Si algo aborrecía de pequeño era la vuelta al cole. Te acorta el verano en un mes (agosto es una carrera contra reloj en busca de la ropa más barata, los libros del cole y los innumerables bolígrafos, estuches, reglas, etcétera…), te repiten hasta la saciedad que no te queda nada, que las vacaciones que comenzaron a finales de junio son historía y que debes estar ansioso por volver a ver a tus compañeros.
Además y para rematar la faena, en la tele salían unos niños y niñas (maldita política de géneros) que estaban felices y contentos de poder ponerse ropa de invierno en pleno agosto, coger una mochila cuatro veces más pesada que ellos y salir corriendo en pos de sus amigos, en dirección al Cole, con mayúsculas y con un aire entre místico y poético que te hacía dudar de a qué se iba allí.
Mi experiencia con el cole era diferente, ligeramente diferente. Para empezar, te cambiaban de clase (cada curso está en una clase), había compañeros nuevos que añadían un poco de interés (a los «viejos» amigos no les sólia hacer caso porque no me solían hacer caso) y el profesor/a (otra vez el máldito género) también solía ser nuevo. Lo peor de todo era que las novedades, los sitios en los que habíamos estado en verano, las excursiones y todo aquello que podía darte ganas de ver a los amigos duraba, exactamente, una redacción. Recuerdo con pavor el primer ejericicio de todos los años y siempre era el mismo: haz una redacción contando las cosas que has hecho este verano.

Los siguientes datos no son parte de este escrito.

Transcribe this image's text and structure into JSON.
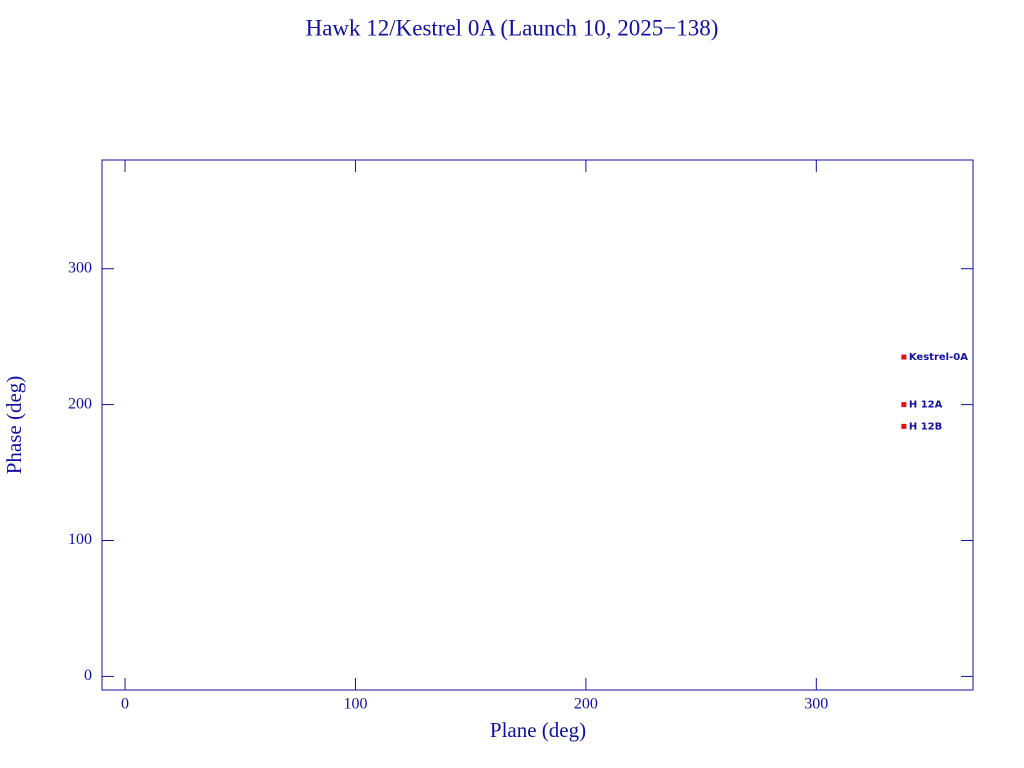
{
  "chart_data": {
    "type": "scatter",
    "title": "Hawk 12/Kestrel 0A (Launch 10, 2025−138)",
    "x_label": "Plane (deg)",
    "y_label": "Phase (deg)",
    "x": [
      338,
      338,
      338
    ],
    "y": [
      235,
      200,
      184
    ],
    "point_labels": [
      "Kestrel-0A",
      "H 12A",
      "H 12B"
    ],
    "color": "#e01010",
    "text_color": "#1010a0",
    "xlim": [
      -10,
      368
    ],
    "ylim": [
      -10,
      380
    ],
    "xticks": [
      0,
      100,
      200,
      300
    ],
    "yticks": [
      0,
      100,
      200,
      300
    ],
    "grid": false
  }
}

¿Y todo esto para qué? Quiero, desde aquí, reinvindicar la no-vuelta al cole, el disfrute de los tres meses de vacaciones, la tranquilidad de no saber nada de nadie hasta el 15 de setiembre y, sobre todo, el despido masivo de los encargados de joder las vacaciones de tantas generaciones con la emisión de anuncios titulados «La vuelta al cole».
Hoy se han terminado mis vacaciones :(.